I suppose I can say this: I started a new full-time job last week Wednesday.
I waited to apply for jobs until we knew we had permanent residency, and this job was the first job I applied for. It took a couple months for the process to start, but when it did it went fast. I was contacted for an interview on a Tuesday, interviewed on a Thursday, was offered the job the following Wednesday, and started a week later. So last Wednesday, I was up at 6am, at the train by 7:20, and getting a cup of coffee at the cafe next door to my new building by 8:30. It’s been a blur of orientations, accessing new systems, getting id, learning names, and taking in new information. I alternate between knowing exactly what people are talking about and having absolutely no clue. It’s interesting and challenging work. And it doesn’t involve teaching my own classes, which is strange. It’s been a long time since I’ve had a job that didn’t involve grading and prepping. I’d tell you more about the job, but the details are too overwhelming for me to talk about even now.
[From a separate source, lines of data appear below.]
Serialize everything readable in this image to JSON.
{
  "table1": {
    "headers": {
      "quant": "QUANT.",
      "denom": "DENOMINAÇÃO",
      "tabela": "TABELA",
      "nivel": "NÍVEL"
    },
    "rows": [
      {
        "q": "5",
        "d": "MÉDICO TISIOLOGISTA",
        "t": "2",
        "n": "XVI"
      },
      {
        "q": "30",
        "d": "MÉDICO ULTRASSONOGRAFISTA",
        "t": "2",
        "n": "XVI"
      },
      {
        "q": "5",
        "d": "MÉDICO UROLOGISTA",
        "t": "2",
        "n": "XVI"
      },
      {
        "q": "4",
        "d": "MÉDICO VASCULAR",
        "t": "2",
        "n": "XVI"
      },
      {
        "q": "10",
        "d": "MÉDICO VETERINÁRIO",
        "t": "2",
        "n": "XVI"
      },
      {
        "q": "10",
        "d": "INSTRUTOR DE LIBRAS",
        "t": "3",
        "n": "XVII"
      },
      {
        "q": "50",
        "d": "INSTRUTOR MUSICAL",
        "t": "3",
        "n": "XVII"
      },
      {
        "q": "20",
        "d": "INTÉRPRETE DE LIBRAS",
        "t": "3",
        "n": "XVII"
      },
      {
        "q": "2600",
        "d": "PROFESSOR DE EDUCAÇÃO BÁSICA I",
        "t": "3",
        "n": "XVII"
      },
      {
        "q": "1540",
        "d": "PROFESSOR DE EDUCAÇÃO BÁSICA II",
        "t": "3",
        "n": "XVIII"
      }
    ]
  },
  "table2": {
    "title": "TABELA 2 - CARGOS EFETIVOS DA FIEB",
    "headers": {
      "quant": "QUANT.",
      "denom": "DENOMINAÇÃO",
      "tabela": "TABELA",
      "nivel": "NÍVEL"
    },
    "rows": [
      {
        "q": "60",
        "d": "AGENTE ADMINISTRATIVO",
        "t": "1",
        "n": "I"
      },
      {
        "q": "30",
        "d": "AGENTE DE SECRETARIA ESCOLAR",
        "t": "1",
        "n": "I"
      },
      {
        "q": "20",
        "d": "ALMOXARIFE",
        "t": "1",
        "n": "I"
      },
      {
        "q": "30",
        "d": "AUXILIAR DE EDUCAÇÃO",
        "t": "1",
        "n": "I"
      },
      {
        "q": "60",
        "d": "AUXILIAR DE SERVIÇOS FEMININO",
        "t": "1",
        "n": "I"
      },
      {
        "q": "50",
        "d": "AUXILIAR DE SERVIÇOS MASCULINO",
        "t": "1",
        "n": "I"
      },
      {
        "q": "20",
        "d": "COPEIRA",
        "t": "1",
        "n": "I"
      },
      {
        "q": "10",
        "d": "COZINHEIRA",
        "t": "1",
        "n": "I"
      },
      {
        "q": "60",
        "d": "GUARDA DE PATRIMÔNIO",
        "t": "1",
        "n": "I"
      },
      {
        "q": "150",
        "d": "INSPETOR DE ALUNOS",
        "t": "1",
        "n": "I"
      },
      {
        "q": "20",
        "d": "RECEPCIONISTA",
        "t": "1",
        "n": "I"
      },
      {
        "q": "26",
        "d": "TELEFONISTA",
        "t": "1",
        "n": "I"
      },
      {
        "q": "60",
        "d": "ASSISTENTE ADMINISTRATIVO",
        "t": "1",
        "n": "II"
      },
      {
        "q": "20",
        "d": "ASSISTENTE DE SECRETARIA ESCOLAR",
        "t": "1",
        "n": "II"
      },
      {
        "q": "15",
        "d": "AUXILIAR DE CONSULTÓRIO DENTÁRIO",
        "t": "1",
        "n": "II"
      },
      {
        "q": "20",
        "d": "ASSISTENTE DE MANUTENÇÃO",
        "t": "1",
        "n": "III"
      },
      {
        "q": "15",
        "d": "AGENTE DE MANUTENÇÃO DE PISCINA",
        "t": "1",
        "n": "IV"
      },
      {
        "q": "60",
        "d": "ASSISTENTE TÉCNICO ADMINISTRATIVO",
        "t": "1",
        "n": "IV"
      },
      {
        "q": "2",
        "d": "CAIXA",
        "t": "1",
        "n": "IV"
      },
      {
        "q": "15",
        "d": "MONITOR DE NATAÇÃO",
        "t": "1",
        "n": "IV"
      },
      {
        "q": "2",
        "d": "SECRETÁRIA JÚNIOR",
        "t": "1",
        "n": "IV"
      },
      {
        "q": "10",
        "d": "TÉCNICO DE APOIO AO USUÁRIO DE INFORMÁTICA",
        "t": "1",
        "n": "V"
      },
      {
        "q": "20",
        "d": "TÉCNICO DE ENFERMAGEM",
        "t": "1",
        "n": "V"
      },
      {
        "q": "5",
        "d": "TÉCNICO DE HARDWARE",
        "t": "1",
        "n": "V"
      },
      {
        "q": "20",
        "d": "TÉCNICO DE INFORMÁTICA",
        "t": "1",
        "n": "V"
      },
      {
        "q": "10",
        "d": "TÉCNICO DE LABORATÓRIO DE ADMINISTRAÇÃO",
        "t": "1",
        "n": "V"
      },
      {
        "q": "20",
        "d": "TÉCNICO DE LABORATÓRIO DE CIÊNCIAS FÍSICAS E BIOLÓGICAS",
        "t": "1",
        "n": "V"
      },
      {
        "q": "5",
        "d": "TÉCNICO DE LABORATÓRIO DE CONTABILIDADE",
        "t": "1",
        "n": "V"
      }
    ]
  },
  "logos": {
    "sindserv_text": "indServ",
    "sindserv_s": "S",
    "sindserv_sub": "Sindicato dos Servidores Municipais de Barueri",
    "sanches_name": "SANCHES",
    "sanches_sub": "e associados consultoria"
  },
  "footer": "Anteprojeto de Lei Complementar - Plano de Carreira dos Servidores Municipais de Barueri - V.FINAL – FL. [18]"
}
Perhaps the strangest thing I’m acclimating to is the commute. I’ve always liked public transport; I have fond memories of riding the bus with my friends and colleagues at MSU or exploring the city using the NYC subways and buses, but it wasn’t something I did in Iowa. There I drove to work every day. I hated those early mornings in the winter battling snow and ice and fog to get to school – especially when I was driving out to Dunkerton on county roads.
My current winter commute is nothing like that. I may stand on the chilly platform early in the morning wearing a fleece jacket, but when my train arrives I get to find a seat and open a book or take out some grading to do for my online classes or get out my phone to text Kayla or FBChat with Trudy. I ride the train to Roma Street, walk from platform 10 to platform 2, and catch my bus to UQ. When I get to UQ, I walk by two small lakes, past gardens filled with native grasses and trees, watch out for bush turkeys, and make my way to my building.
One of the mannerisms that I find both fascinating and completely adorable is the way people exiting the bus call a “thank you” to the bus driver. It’s not something I recall happening when I took the bus to MSU for all those years, but here it’s normal and expected. I’ll admit that I haven’t done it yet (partly because I exit at the middle of a really long bus), but one of these days I’m going to shout my own thank you to the driver for getting me to work on time.
Last night as I was packing my lunch and getting my clothes and bag organised for the morning, I realised that normally I would have been thinking about which beach we would be visiting the next day. While I’m definitely going to miss the freedom I had for the past year, I’m happy that 364 days after I arrived in a brand new country, I was able to start a job that is letting me explore a whole new part of my home down under.